Instantiating Objects

Heck! If you're actually still reading this I take my hat off to you ;) All that XML, YAML and dependency map talk is completely useless to you if you don't know how to get objects back out of Crafty! Thankfully it's a painless procedure though.

Basic object creation

<?php

//Crafty_ComponentFactory contains a create() method
$bookReader = $crafty->create('bookReader');
 

The Crafty_ComponentFactory class has a create() method which takes the component name as an argument. This will create an instance of the class for that component, along with all its dependencies. Easy!
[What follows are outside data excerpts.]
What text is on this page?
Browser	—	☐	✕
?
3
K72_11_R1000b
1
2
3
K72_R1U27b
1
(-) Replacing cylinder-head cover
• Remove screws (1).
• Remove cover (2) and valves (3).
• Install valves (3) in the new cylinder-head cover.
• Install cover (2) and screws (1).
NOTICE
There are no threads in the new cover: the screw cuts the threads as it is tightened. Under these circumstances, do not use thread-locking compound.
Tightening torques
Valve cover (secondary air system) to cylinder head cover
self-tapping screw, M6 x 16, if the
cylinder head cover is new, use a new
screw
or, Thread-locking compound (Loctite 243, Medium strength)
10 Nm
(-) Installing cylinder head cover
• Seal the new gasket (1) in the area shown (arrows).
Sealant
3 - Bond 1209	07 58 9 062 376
Overriding constructor parameters

If you need to override the defaults in your dependency map when you create your object there are two options: 1. pass an array to create()'s second parameter or 2. use the classOf() method.

<?php

//Using create()'s second parameter
$bookReader = $crafty->create('bookReader', array(new MyOtherDb()));

//Using classOf() -- preferred
$bookReader = $crafty->classOf('bookReader')->newInstance(new MyOtherDb());
 

create()'s second parameter takes an array like the dependency maps take, but if you use the classOf() method you can instantiate via Reflection (Crafty's underlying implementation) using newInstance() and passing a variable-length list of arguments (e.g. you can do $crafty->classOf('something')->newInstance($arg1, $arg2, $arg3...)).